Exercise 7: SVM Linear Classification

This exercise gives you practice with using SVMs for linear classification. You will use a free SVM software package called LIBSVM that interfaces to MATLAB/Octave. To begin, download the LIBSVM Matlab Interface (choose the package with the description "a simple MATLAB interface") and unzip the contents to any convenient location on your computer.

Then, download the data for this exercise: ex7Data.zip.


Installing LIBSVM

After you've downloaded the LIBSVM Matlab Interface, follow the instructions in the package's README file to build LIBSVM from its source code. Instructions are provided for both Matlab and Octave on Unix and Windows systems.

If you've built LIBSVM successfully, you should see 4 files with the suffix "mexglx" ("mexw32" on Windows). These are the binaries that you will run from MATLAB/Octave, and you need to make them visible to your working directory for this exercise. This can be done in any of the following 3 ways:

(1). Creating links to the binaries from your working directory

(2). Adding the location of the binaries to the Matlab/Octave path

(3). Copying the binaries to your working directory.

Linear classification

Recall from the video lectures that SVM classification solves the following optimization problem:


\begin{displaymath}
\min_{w,b}\qquad\left\Vert w\right\Vert ^{2}+C\sum_{i}^{m}\xi_{i}
\end{displaymath}

\begin{eqnarray*}
\mbox{subject to}\qquad y^{(i)}(w^{T}x^{(i)}+b) & \geq & 1-\xi_{i},\qquad i=1,2...,m\\
\xi_{i} & \geq & 0,\qquad i=1,2...,m\end{eqnarray*}


After solving, the SVM classifier predicts "1" if $w^T x + b \geq 0$ and "-1" otherwise. The decision boundary is given by the line $w^T x + b = 0$.

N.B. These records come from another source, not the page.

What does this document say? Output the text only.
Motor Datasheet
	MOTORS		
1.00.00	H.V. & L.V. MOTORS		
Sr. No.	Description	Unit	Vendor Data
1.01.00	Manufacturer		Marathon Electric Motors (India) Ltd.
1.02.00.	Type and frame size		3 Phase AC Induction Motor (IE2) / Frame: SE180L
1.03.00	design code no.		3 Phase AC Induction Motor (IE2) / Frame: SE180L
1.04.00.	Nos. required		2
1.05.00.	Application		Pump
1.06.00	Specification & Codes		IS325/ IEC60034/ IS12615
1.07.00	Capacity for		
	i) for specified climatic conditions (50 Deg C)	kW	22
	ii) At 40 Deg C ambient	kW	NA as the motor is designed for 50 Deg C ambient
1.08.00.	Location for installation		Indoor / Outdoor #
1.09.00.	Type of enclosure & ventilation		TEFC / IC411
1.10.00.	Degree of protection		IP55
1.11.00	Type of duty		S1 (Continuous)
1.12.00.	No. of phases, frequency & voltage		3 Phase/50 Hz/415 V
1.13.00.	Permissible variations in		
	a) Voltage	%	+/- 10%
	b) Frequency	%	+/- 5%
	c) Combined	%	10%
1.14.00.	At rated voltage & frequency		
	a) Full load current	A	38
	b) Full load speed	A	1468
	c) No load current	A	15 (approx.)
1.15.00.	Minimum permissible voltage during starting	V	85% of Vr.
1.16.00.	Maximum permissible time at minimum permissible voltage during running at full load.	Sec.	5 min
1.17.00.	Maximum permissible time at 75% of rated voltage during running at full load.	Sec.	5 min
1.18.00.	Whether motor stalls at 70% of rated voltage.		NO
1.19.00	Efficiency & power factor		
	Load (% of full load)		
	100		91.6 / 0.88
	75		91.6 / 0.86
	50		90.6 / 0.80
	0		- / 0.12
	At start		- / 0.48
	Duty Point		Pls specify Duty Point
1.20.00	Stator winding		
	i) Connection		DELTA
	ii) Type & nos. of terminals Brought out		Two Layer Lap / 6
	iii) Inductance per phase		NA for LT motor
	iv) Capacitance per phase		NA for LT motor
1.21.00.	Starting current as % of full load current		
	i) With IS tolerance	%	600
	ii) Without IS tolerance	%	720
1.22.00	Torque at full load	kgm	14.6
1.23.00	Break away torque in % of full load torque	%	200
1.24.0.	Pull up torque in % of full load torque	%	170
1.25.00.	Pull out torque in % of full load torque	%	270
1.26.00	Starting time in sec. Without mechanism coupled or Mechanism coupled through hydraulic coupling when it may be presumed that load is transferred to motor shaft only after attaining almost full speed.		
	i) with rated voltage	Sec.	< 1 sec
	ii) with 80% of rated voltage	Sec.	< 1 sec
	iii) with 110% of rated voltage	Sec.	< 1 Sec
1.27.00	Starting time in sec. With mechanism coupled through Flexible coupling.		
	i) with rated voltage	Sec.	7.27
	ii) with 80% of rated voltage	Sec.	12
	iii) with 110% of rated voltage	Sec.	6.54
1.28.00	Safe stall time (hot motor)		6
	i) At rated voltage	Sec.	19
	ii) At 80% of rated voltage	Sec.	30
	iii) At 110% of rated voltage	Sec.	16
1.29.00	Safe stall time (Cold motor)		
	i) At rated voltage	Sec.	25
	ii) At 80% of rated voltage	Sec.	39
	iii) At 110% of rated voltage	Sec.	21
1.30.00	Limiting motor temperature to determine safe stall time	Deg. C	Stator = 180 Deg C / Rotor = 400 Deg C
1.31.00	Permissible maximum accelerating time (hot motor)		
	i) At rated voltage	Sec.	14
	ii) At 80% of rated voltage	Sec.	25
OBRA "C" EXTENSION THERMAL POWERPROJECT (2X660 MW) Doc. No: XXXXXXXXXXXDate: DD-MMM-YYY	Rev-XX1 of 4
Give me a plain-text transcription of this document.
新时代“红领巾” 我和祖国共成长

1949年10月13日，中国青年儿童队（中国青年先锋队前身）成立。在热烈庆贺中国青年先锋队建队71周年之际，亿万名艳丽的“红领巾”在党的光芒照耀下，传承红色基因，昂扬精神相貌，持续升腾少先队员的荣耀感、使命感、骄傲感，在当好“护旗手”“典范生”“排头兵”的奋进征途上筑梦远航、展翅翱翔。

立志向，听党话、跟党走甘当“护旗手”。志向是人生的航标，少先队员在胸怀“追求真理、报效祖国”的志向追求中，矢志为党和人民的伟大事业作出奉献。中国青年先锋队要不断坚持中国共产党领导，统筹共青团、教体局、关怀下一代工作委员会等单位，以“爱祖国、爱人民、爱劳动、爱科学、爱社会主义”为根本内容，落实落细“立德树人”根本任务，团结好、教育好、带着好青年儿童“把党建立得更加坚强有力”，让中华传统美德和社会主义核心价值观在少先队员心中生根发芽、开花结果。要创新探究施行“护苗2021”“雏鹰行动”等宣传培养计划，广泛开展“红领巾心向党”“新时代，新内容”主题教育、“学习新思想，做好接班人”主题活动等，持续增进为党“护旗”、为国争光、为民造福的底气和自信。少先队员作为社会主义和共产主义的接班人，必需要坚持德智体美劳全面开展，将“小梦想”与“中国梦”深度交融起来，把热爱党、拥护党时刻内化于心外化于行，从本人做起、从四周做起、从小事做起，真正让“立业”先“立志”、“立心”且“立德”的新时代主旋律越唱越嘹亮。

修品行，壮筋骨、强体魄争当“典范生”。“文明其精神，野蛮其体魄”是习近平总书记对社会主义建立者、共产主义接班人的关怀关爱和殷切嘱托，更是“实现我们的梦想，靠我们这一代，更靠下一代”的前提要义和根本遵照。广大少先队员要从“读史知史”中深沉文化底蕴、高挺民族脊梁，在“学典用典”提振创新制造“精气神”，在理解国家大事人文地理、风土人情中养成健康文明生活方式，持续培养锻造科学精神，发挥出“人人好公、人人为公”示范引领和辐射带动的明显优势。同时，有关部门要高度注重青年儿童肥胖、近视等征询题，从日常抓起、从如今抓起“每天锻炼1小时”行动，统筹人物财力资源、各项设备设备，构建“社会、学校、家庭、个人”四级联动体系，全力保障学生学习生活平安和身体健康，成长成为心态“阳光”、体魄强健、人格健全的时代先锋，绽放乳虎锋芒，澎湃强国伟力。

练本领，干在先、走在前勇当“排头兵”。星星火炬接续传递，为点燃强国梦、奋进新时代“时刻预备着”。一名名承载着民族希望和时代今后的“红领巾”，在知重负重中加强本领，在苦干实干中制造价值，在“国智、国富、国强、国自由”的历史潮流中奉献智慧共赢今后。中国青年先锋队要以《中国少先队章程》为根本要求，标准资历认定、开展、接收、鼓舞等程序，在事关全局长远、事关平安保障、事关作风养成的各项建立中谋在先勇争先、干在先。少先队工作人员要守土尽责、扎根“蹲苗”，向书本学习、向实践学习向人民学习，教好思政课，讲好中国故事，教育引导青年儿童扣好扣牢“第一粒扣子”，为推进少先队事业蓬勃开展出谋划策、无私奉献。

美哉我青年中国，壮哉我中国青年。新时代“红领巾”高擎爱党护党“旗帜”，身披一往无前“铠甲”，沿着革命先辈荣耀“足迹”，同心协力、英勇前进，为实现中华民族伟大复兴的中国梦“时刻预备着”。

2-Dimensional classification problem

Let's first consider a classification problem with two features. Load the "twofeature.txt" data file into Matlab/Octave with the following command:

[trainlabels, trainfeatures] = libsvmread('twofeature.txt');

Note that this file is formatted for LIBSVM, so loading it with the usual Matlab/Octave commands would not work.

After loading, the "trainlabels" vector should contain the classification labels for your training data, and the "trainfeatures" matrix should contain 2 features per training example.

Now plot your data, using separate symbols for positives and negatives. Your plot should look similar to this:

twofeaturedata.png

In this plot, we see two classes of data with a somewhat obvious separation gap. However, the blue class has an outlier on the far left. We'll now look at how this outlier affects the SVM decision boundary.

Setting cost to C = 1

Recall from the lecture videos that the parameter $C$ in the SVM optimization problem is a positive cost factor that penalizes misclassified training examples. A larger $C$ discourages misclassification more than a smaller $C$.

First, we'll run the classifier with $C = 1$.

To train your model, call

model = svmtrain(trainlabels, trainfeatures, '-s 0 -t 0 -c 1');

The last string argument tells LIBSVM to train using the options

a. -s 0, SVM classification

b. -t 0, a linear kernel, because we want a linear decision boundary

c. -c 1, a cost factor of 1

You can see all available options by typing "svmtrain" at the Matlab/Octave console.

After training is done, "model" will be a struct that contains the model parameters. We're now interested in getting the variables $w$ and $b$. Unfortunately, these are not explicity represented in the model struct, but you can calculate them with the following commands:

w = model.SVs' * model.sv_coef;
b = -model.rho;
if (model.Label(1) == -1)
    w = -w; b = -b;
end

Once you have $w$ and $b$, use them to plot the decision boundary. The outcome should look like the graph below.

twofeature_a.png

With $C = 1$, we see that the outlier is misclassified, but the decision boundary seems like a reasonable fit.

Setting cost to C = 100

Now let's look at what happens when the cost factor is much higher. Train your model and plot the decision boundary again, this time with $C$ set to 100. The outlier will now be classified correctly, but the decision boundary will not seem like a natural fit for the rest of the data:

twofeature_b.png

This example shows that when cost penalty is large, the SVM algorithm will very hard to avoid misclassifications. The tradeoff is that the algorithm will give less weight to producing a large separation margin.

Text classification

Now let's return to our spam classification example from the previous exercise. In your data folder, there should be the same 4 training sets you saw in the Naive Bayes exercise, only now formatted for LIBSVM. They are named:

a. email_train-50.txt (based on 50 email documents)

b. email_train-100.txt (100 documents)

c. email_train-400.txt (400 documents)

d. email_train-all.txt (the complete 700 training documents)

You will train a linear SVM model on each of the four training sets with $C$ left at the default SVM value. After training, test the performance of each model on set the named "email_test.txt." This is done with the "svmpredict" command, which you can find out more about by typing "svmpredict" at the MATLAB/Octave console.

During test time, the accuracy on the test set will be printed to the console. Record the classification accuracy for each training set and check your answers with the solutions. How do the errors compare to the Naive Bayes errors?